Давайте теперь повернем картину и рассмотрим другую сторону ее; давайте транспортируем себя посреди демократии, не неподготовленной древними традициями и нынешней культурой к участию в удовольствиях ума. Ранги там перемешаны и смешаны; знание и власть оба бесконечно подразделены и, если я могу использовать выражение, разбросаны на каждой стороне. Здесь тогда пестрое множество, чьи интеллектуальные потребности должны быть удовлетворены. Эти новые приверженцы удовольствий ума не все получили одинаковое образование; они не обладают той же степенью культуры, что их отцы, ни каким-либо сходством с ними — более того, они вечно отличаются от самих себя, ибо они живут в состоянии непрестанного изменения места, чувств и состояний. Ум каждого члена сообщества, следовательно, не привязан к уму его сограждан традицией или общими привычками; и они никогда не имели власти, склонности, ни времени, чтобы договориться вместе. Это, однако, из лона этой гетерогенной и взволнованной массы, что авторы возникают; и из того же источника их прибыли и их слава распределяются. Я могу без трудности понять, что, при этих обстоятельствах, я должен ожидать встретить в литературе такого народа лишь немногие из тех строгих конвенциональных правил, которые допущены читателями и писателями в аристократические эпохи. Если бы случилось, что люди какого-то одного периода были согласны на любые такие правила, это не доказало бы ничего для следующего периода; ибо среди демократических наций каждое новое поколение — это новый народ. Среди таких наций, тогда, литература не будет легко подчинена строгим правилам, и невозможно, чтобы любые такие правила когда-либо были постоянными.
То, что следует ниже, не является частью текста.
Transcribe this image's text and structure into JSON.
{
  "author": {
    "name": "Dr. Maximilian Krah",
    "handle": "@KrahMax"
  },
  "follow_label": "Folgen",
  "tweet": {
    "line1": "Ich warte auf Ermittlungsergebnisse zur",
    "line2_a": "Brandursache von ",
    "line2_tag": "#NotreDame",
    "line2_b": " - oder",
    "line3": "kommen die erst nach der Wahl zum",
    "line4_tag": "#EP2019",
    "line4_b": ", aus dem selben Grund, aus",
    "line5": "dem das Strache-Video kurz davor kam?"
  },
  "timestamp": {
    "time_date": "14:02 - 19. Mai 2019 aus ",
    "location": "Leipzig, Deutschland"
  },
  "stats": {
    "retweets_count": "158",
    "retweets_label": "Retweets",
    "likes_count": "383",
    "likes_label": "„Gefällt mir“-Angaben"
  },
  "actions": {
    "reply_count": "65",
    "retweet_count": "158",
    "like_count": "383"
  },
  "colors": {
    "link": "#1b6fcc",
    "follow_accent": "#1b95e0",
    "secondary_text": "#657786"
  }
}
В демократиях отнюдь не является случаем, что все люди, которые культивируют литературу, получили литературное образование; и большинство тех, кто имеет некоторый оттенок изящной словесности, либо заняты в политике, либо в профессии, которая позволяет им только пробовать время от времени и украдкой удовольствия ума. Эти удовольствия, следовательно, не составляют главного очарования их жизней; но они рассматриваются как преходящий и необходимый отдых посреди серьезных трудов жизни. Такой человек никогда не может приобрести достаточно интимного знания искусства литературы, чтобы оценить его более деликатные красоты; и второстепенные оттенки выражения должны ускользнуть от них. Поскольку время, которое они могут посвятить буквам, очень коротко, они стремятся сделать лучшее использование всего его. Они предпочитают книги, которые могут быть легко получены, быстро прочитаны и которые не требуют ученых исследований, чтобы быть понятыми. Они просят красоты, самопредлагающиеся и легко наслаждаемые; прежде всего, они должны иметь то, что неожиданно и ново. Привыкшие к борьбе, крестам и монотонности практической жизни, они требуют быстрых эмоций, поразительных пассажей — истин или ошибок, достаточно блестящих, чтобы разбудить их и погрузить их сразу, как если бы насильственно, посреди предмета.